Here’s what I do, and here’s some stuff I’ve explored/tried, and I’ve learned a lot, and I have a lot more to learn., and I LOVE TRYING AND LEARNING — it’s what defines life for me. Who give’s a shit if someone else thinks it’s a success or a failure?
Thanks for the invitation to “speak my mind” Dave.
John -
As always I love your perspective on things. I really agree with the idea that people that get hung up on the BS of “success now” stifle innovation, because it is true. You can’t cry for 100% success and cry for adaptation.
Thank you SO much for this Dave.

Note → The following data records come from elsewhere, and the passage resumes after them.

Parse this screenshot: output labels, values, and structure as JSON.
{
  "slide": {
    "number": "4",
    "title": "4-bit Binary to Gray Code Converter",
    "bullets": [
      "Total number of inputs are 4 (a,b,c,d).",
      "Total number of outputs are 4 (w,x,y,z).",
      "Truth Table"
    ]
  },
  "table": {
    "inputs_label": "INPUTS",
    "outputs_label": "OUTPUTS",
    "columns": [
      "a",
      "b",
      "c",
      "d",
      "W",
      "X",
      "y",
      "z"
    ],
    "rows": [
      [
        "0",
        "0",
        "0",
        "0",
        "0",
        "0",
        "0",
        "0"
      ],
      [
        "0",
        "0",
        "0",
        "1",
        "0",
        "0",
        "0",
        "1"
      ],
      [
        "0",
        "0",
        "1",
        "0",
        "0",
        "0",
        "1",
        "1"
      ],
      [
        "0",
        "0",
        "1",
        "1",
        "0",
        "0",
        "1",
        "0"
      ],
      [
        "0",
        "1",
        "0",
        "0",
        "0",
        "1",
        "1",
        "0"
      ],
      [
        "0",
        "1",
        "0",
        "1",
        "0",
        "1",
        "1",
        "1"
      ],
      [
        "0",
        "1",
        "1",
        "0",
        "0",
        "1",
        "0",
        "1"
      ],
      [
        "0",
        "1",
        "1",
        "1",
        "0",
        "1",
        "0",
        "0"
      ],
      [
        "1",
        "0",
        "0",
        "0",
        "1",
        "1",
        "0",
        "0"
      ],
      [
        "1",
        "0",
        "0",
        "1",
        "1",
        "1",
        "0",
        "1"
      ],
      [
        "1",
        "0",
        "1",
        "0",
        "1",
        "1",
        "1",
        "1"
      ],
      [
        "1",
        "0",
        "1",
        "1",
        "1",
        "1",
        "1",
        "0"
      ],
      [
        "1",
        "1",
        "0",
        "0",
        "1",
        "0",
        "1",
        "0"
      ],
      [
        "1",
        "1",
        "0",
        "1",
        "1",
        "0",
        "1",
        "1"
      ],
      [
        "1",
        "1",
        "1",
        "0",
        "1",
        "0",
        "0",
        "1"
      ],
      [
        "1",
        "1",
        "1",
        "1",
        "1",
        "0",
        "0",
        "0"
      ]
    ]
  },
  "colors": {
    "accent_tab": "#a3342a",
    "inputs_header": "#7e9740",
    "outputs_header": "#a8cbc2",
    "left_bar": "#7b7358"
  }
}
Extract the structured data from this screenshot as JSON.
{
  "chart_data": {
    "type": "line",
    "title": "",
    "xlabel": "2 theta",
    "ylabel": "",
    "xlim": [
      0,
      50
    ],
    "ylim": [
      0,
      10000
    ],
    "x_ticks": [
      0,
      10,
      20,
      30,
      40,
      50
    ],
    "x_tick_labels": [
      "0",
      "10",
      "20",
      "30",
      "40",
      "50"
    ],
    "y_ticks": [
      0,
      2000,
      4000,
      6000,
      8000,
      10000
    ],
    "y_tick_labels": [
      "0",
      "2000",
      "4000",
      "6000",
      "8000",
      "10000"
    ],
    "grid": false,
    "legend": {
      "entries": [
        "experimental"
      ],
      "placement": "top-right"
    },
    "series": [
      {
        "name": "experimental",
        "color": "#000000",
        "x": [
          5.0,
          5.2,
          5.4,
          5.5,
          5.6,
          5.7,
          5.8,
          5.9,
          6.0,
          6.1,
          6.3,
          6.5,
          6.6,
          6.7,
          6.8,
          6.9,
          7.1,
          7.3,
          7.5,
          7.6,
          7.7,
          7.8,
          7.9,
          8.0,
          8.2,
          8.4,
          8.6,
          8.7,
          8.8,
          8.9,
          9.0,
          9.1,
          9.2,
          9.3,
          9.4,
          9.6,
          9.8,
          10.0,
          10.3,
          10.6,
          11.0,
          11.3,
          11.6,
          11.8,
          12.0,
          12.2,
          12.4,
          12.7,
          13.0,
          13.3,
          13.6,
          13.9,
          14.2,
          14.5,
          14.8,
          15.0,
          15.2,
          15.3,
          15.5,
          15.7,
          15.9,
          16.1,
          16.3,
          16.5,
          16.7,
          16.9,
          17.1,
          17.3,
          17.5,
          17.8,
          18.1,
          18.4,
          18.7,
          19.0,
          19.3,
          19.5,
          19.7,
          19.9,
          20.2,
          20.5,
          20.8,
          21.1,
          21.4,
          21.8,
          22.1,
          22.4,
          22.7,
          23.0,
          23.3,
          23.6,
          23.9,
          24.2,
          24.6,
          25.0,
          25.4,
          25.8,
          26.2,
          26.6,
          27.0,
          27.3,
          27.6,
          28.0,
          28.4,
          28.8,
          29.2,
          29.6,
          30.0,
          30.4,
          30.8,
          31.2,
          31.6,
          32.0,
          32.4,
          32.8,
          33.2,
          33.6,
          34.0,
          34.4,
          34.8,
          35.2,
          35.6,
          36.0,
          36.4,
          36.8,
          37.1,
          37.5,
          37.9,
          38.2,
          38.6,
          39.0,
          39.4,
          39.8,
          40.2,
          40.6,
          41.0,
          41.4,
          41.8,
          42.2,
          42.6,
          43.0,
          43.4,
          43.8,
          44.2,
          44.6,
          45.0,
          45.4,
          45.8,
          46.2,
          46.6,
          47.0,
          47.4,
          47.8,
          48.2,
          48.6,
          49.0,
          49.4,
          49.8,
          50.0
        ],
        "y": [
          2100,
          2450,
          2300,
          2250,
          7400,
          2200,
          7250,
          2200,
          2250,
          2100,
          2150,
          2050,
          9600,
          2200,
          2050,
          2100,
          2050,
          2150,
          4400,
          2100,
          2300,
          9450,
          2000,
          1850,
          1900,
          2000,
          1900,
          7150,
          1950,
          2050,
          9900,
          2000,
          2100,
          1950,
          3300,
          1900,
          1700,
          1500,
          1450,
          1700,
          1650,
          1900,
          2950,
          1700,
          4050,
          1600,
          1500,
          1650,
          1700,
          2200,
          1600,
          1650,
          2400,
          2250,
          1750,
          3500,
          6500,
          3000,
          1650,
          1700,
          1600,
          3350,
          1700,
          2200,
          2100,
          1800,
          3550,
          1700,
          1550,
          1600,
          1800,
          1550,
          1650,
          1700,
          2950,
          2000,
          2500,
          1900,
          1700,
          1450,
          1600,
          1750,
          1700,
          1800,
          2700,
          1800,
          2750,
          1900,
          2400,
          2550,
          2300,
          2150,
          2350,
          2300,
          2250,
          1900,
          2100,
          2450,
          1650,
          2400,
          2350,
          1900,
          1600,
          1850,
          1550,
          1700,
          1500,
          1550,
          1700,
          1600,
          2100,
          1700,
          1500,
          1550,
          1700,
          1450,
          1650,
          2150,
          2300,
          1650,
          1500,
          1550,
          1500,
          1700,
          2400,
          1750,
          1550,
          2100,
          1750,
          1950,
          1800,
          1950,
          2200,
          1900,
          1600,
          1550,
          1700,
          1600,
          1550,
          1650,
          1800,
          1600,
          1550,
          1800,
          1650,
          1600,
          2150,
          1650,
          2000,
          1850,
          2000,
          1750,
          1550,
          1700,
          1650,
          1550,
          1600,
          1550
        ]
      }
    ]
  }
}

It’s a perspective that I really needed right now because lately I’ve been feeling defeated.
Most people probably haven’t noticed, but I’m not as ‘out there’ as I used to be. I haven’t blogged about links or SEO In over a year. I hardly tweet anymore and can barely bring myself to update facebook. This is because I feel like a failure. After 3 yrs in business, I’m still struggling financially, still spending all of my time working (when I can bring myself to open my laptop that is), and most importantly, I’m missing out on life. The SEO game has gotten more complicated, and where it comes to link building, clients are getting exceedingly harder to please. Expectations are huge but budgets are small and deadlines are tight. Couple that with all the other stuff that comes with operating a biz, and it’s enough to make a person go batty.
Not sure if any of this is making sense. It’s 2am, I’m still working and I need coffee.